I marked it as a stub because it had neither a "General discussion" section nor any examples. It is certainly interesting and valuable advice, but doesn't quite count as "mathematically interesting information" in the intended sense, because it doesn't yet contain any actual mathematics. But if, say, you were to add the example that is explained on the page you suggest, then it would instantly lose its stub status.

Just to repeat, it is possible for a Tricki article to contain something interesting, but still to count as a stub. So you should not take the stub designation as in any way suggesting that Gel'fond's suggestion is uninteresting. But I would see the quotation as the beginning of what should ultimately be a quite long article with several examples: a principle this important deserves nothing less.

Absolutely.There should be a

Absolutely.There should be a string of articles.Hopefully, many more articles would come up with an explanation.Tricky is going to be a great ride.

I have added the example

I have added the example mentioned above.
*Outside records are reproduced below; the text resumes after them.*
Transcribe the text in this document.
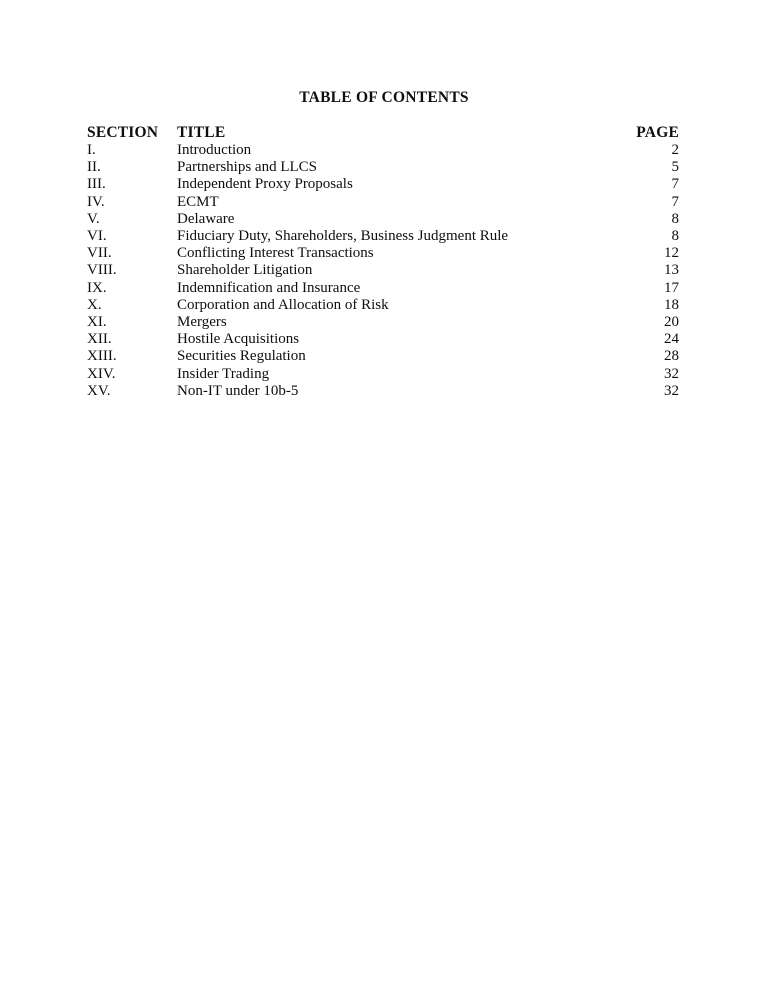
TABLE OF CONTENTS
SECTION	TITLE	PAGE
I.	Introduction	2
II.	Partnerships and LLCS	5
III.	Independent Proxy Proposals	7
IV.	ECMT	7
V.	Delaware	8
VI.	Fiduciary Duty, Shareholders, Business Judgment Rule	8
VII.	Conflicting Interest Transactions	12
VIII.	Shareholder Litigation	13
IX.	Indemnification and Insurance	17
X.	Corporation and Allocation of Risk	18
XI.	Mergers	20
XII.	Hostile Acquisitions	24
XIII.	Securities Regulation	28
XIV.	Insider Trading	32
XV.	Non-IT under 10b-5	32
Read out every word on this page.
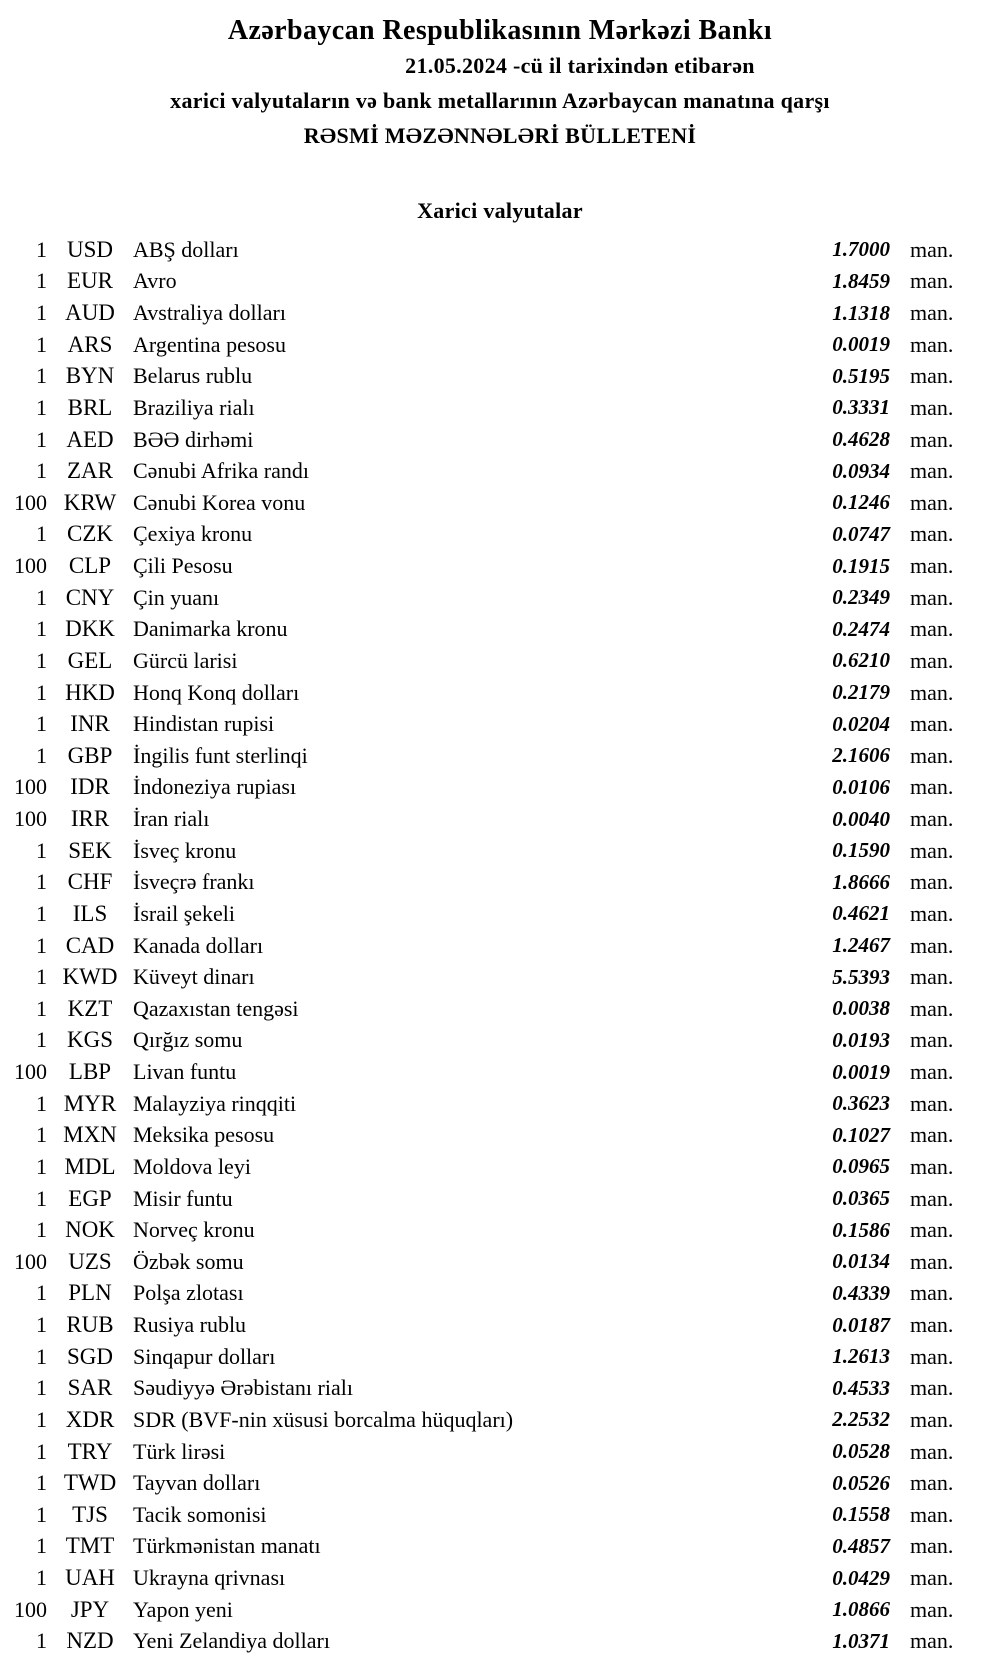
Azərbaycan Respublikasının Mərkəzi Bankı
21.05.2024 -cü il tarixindən etibarən
xarici valyutaların və bank metallarının Azərbaycan manatına qarşı
RƏSMİ MƏZƏNNƏLƏRİ BÜLLETENİ
Xarici valyutalar
1 USD ABŞ dolları	1.7000 man.
1 EUR Avro	1.8459 man.
1 AUD Avstraliya dolları	1.1318 man.
1 ARS Argentina pesosu	0.0019 man.
1 BYN Belarus rublu	0.5195 man.
1 BRL Braziliya rialı	0.3331 man.
1 AED BƏƏ dirhəmi	0.4628 man.
1 ZAR Cənubi Afrika randı	0.0934 man.
100 KRW Cənubi Korea vonu	0.1246 man.
1 CZK Çexiya kronu	0.0747 man.
100 CLP Çili Pesosu	0.1915 man.
1 CNY Çin yuanı	0.2349 man.
1 DKK Danimarka kronu	0.2474 man.
1 GEL Gürcü larisi	0.6210 man.
1 HKD Honq Konq dolları	0.2179 man.
1	INR	Hindistan rupisi	0.0204 man.
1 GBP İngilis funt sterlinqi	2.1606 man.
100	IDR	İndoneziya rupiası	0.0106 man.
100	IRR	İran rialı	0.0040 man.
1 SEK İsveç kronu	0.1590 man.
1 CHF İsveçrə frankı	1.8666 man.
1	ILS	İsrail şekeli	0.4621 man.
1 CAD Kanada dolları	1.2467 man.
1 KWD Küveyt dinarı	5.5393 man.
1 KZT Qazaxıstan tengəsi	0.0038 man.
1 KGS Qırğız somu	0.0193 man.
100 LBP Livan funtu	0.0019 man.
1 MYR Malayziya rinqqiti	0.3623 man.
1 MXN Meksika pesosu	0.1027 man.
1 MDL Moldova leyi	0.0965 man.
1 EGP Misir funtu	0.0365 man.
1 NOK Norveç kronu	0.1586 man.
100 UZS Özbək somu	0.0134 man.
1 PLN Polşa zlotası	0.4339 man.
1 RUB Rusiya rublu	0.0187 man.
1 SGD Sinqapur dolları	1.2613 man.
1 SAR Səudiyyə Ərəbistanı rialı	0.4533 man.
1 XDR SDR (BVF-nin xüsusi borcalma hüquqları)	2.2532 man.
1 TRY Türk lirəsi	0.0528 man.
1 TWD Tayvan dolları	0.0526 man.
1	TJS	Tacik somonisi	0.1558 man.
1 TMT Türkmənistan manatı	0.4857 man.
1 UAH Ukrayna qrivnası	0.0429 man.
100	JPY	Yapon yeni	1.0866 man.
1 NZD Yeni Zelandiya dolları	1.0371 man.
It might still require some editing though. You may state some prerequisites for the above example but I personally think that it's fairly straightforward and that elementary linear algebra would suffice.

Inline comments

The following comments were made inline in the article. You can click on 'view commented text' to see precisely where they were made.

I know I suggested putting

I know I suggested putting this example here, but now I look at it carefully, I wonder whether it really is a prime example of Gel'fond's advice. It seems to me that the basic proof (even if you dress it up with matrices) is this: expand out both sides and observe that you get the same answer. And it's not clear to me that doing that for n=3 is any easier than doing it for the general case.

A truly convincing example of this trick is one where the only realistic way of doing the general case is to do small cases and spot a non-obvious pattern.

Maybe you are right. There

Maybe you are right. There are loads of problems that can be solved by doing specific cases only. Lucas's identity in elementary number theory might be a good example.(Adding the terms in the Pascal's triangle diagonally yields the Fibonacci numbers)

I just noticed that there is

I just noticed that there is a topic in 'What kind of problem are you trying to solve' titled 'Prove the result for some cases and deduce it for the rest'. It would be nice if we could link that topic to this article in some way.

I think there is an important

I think there is an important distinction between the idea of that article and the idea of this. It's the distinction between proving a result for a few simple cases and deducing the rest, and proving it in a few special cases in order to get ideas about how to prove the general result. I think putting a link might blur this distinction in an unhelpful way.